In January of 2005, the Centers for Medicare and Medicaid Services (“CMS”) finalized its regulation permitting Medicare Part D plans to establish networks of “preferred” and “non-preferred pharmacies,” meaning that the plans may offer lower cost-sharing to enrolled Medicare beneficiaries who receive items or services from a preferred pharmacy.  70 Fed.

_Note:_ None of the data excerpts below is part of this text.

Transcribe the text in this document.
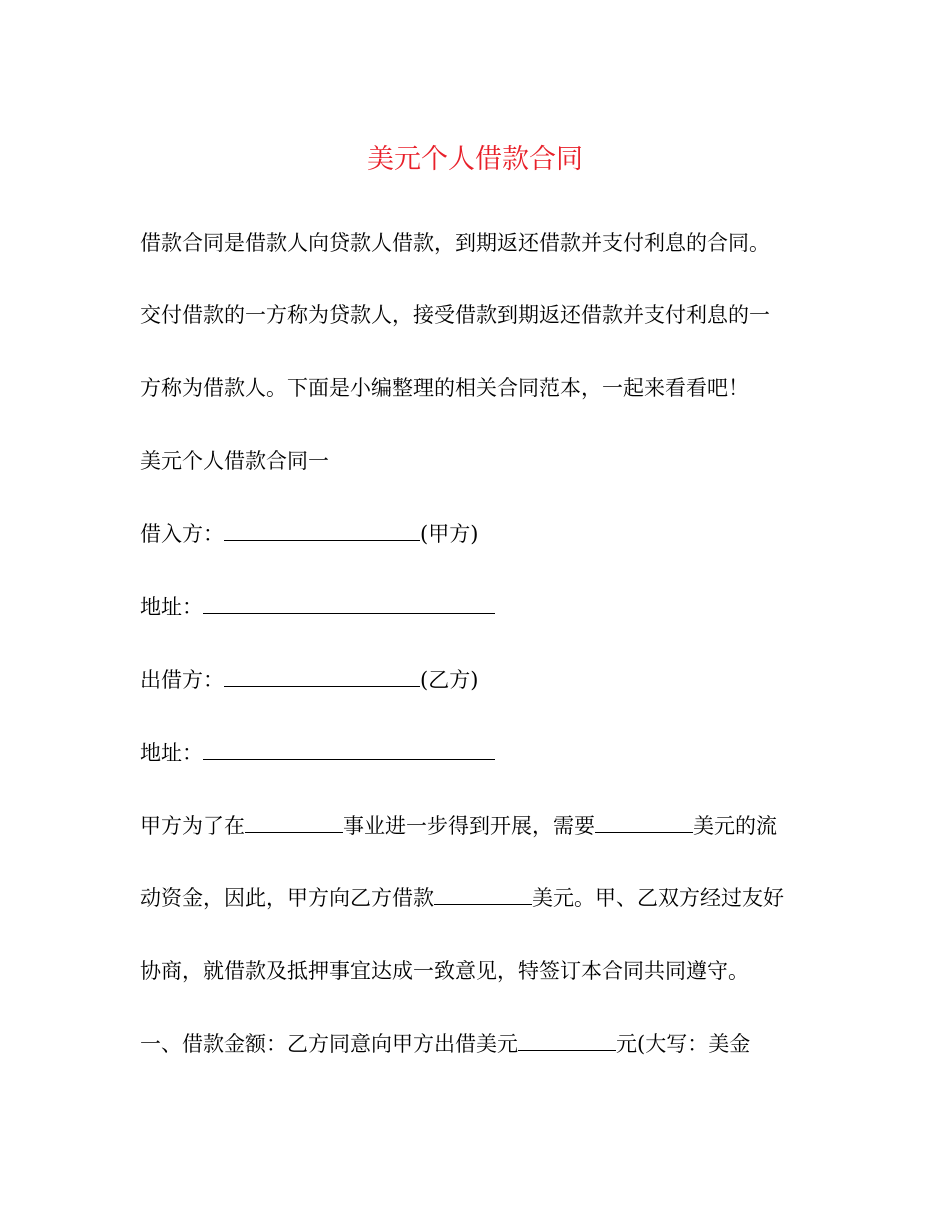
美元个人借款合同
借款合同是借款人向贷款人借款，到期返还借款并支付利息的合同。
交付借款的一方称为贷款人，接受借款到期返还借款并支付利息的一
方称为借款人。下面是小编整理的相关合同范本，一起来看看吧！
美元个人借款合同一
借入方：	(甲方)
地址：
出借方：	(乙方)
地址：
甲方为了在	事业进一步得到开展，需要	美元的流
动资金，因此，甲方向乙方借款	美元。甲、乙双方经过友好
协商，就借款及抵押事宜达成一致意见，特签订本合同共同遵守。
一、借款金额：乙方同意向甲方出借美元	元(大写：美金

Reg. 4194 (Jan. 28, 2005).  This rule was highly contested by pharmacies and their associations leading up to the final rule and has remained so, spawning a couple of legal challenges in 2011 and 2012.  These legal challenges argued that a preferred pharmacy network is inconsistent with another rule that requires a Part D plan to permit any pharmacy to participate in its network if the pharmacy is willing to agree to the plan’s standard terms and conditions.  This other rule is commonly referred to as the “Any Willing Pharmacy Requirement.”
 Until CMS issued its annual Final Call Letter on April 1, 2013, CMS had not appeared interested in challenging preferred pharmacy network arrangements.  In the case of the Any Willing Pharmacy Requirement, CMS stated in Chapter 5 of its Prescription Drug Benefit (“PDB”) Manual that whether a Part D sponsor has permitted a pharmacy an opportunity to participate in its network, or whether a pharmacy can meet or has met contract terms in compliance with the law and CMS’ regulations at 42 CFR 423.120(a)(8)(i) are fact-specific questions that are generally best left between the parties.

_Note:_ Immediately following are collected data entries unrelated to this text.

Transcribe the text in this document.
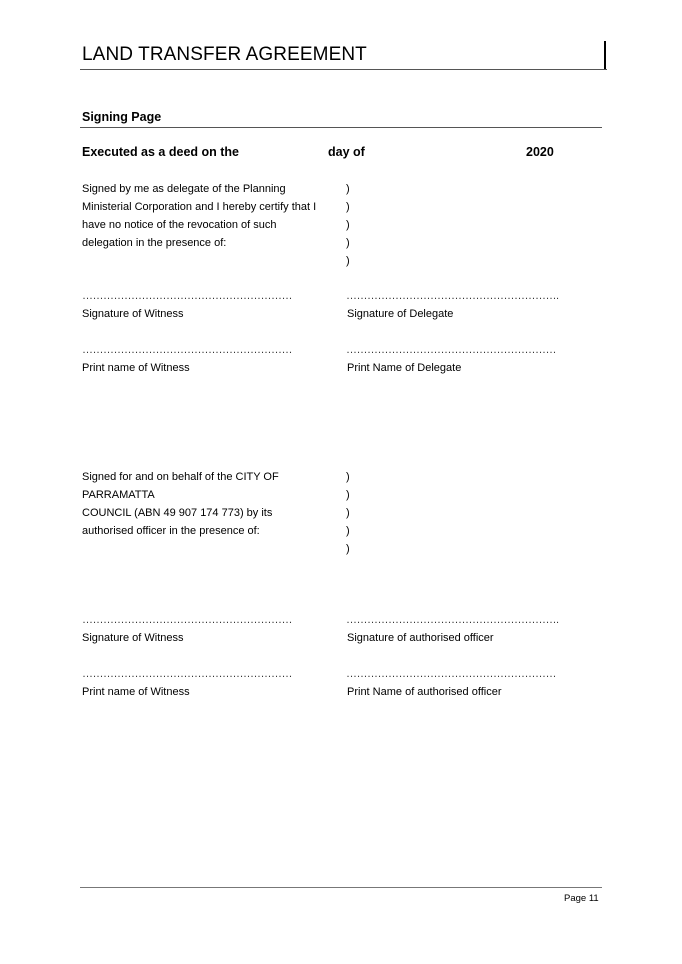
LAND TRANSFER AGREEMENT
Signing Page
Executed as a deed on the	day of	2020
Signed by me as delegate of the Planning
Ministerial Corporation and I hereby certify that I
have no notice of the revocation of such
delegation in the presence of:
)
)
)
)
)
……………………………………………………	…………………………………………………….
Signature of Witness	Signature of Delegate
……………………………………………………	……………………………………………………
Print name of Witness	Print Name of Delegate
Signed for and on behalf of the CITY OF
PARRAMATTA
COUNCIL (ABN 49 907 174 773) by its
authorised officer in the presence of:
)
)
)
)
)
……………………………………………………	…………………………………………………….
Signature of Witness	Signature of authorised officer
……………………………………………………	……………………………………………………
Print name of Witness	Print Name of authorised officer
Page 11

 CMS has stated elsewhere, “Ultimately, however, it is at Part D plans’ discretion how they will establish pharmacy networks – including …the establishment of preferred pharmacies provided they meet our pharmacy access standards, non-discrimination provisions and other applicable requirements under Part D.”  70 Fed. Reg. at 4250.  CMS explained its preference not to interfere with “private negotiations between Part D plans and pharmacies” as being consistent with Congressional intent.  Id.  This preference has seemed unshakeable, particularly as CMS has been able to shake off the legal challenges to the preferred pharmacy rule.
However, as announced in the Final Call Letter, CMS warned, “We have begun to scrutinize Part D drug costs in PDPs [i.e., Prescription Drug Plans] with preferred networks, and comparing these to costs in the non-preferred networks, as well as to costs in PDPs without preferred networks.”  CMS further revealed that it has begun contacting plan sponsors identified in its analysis to validate its findings that suggest certain preferred pharmacy network arrangements are improperly increasing costs to Medicare.
This review by CMS alone is not much of a surprise.  Even at the time CMS published the final preferred pharmacy rule, CMS was adamant in the rule that “such tiered cost-sharing arrangements [must] in no way increase [CMS’] payments to Part D sponsors.  70 Fed. Reg. at 4254.  CMS has been equally adamant in the PDB Manual.  So, it is no surprise that CMS would at some point review whether preferred pharmacy networks have been designed in such a way as to increase costs to the Medicare Program.
What is a bit more surprising is another statement by CMS in its Final Call Letter.  In response to complaints from pharmacies regarding barriers to participation in preferred networks, CMS stated, “We strongly believe that including any pharmacy that can meet the terms and conditions of the preferred arrangements in the sponsor’s preferred network is the best way to encourage price competition and lower costs in the Part D program.”  CMS concluded that “mandating this policy is beyond the scope of this call letter.”  Therefore, rather than reaffirm its long-standing position that Congressional intent supports its policy of non-interference in the establishment of preferred pharmacy networks, CMS appears to be suggesting that it is considering means other than its annual call letter guidance to lower barriers for pharmacies to participate in preferred pharmacy networks.
While CMS is silent on when or if it intends to mandate such a policy, it appears to be attacking one of the primary means by which plans have avoided increasing costs to CMS, through “post point-of-sale per claim administrative fees.”  As described by CMS, these fees are “levied by Part D sponsors or their intermediaries on pharmacies” by charging a pharmacy $1.00 per claim to participate in the sponsor’s preferred pharmacy network or chargeback of the dispensing fee.  CMS confirmed that current law permits this practice which allows plans to exclude these fees from their reported negotiated prices with pharmacies.  However, in CMS’ view, these arrangements are inconsistent with the intent of the regulations and result in the reported prices being overstated.  CMS believes that “notice and comment rulemaking would be necessary in order to require sponsors to consider these fees as part of the negotiated price” and will consider “revising the definition of negotiated price” so as to require the inclusion of these fees in the reporting of such prices.
If CMS revises the preferred pharmacy rule to lower participation barriers for all pharmacies while eliminating the post point-of-sale per claim administrative fees that make many preferred pharmacy network arrangements feasible, CMS would appear to be undermining its own long-standing support for preferred pharmacy networks and its policy of non-interference in the private contract negotiations between plans and their network pharmacies.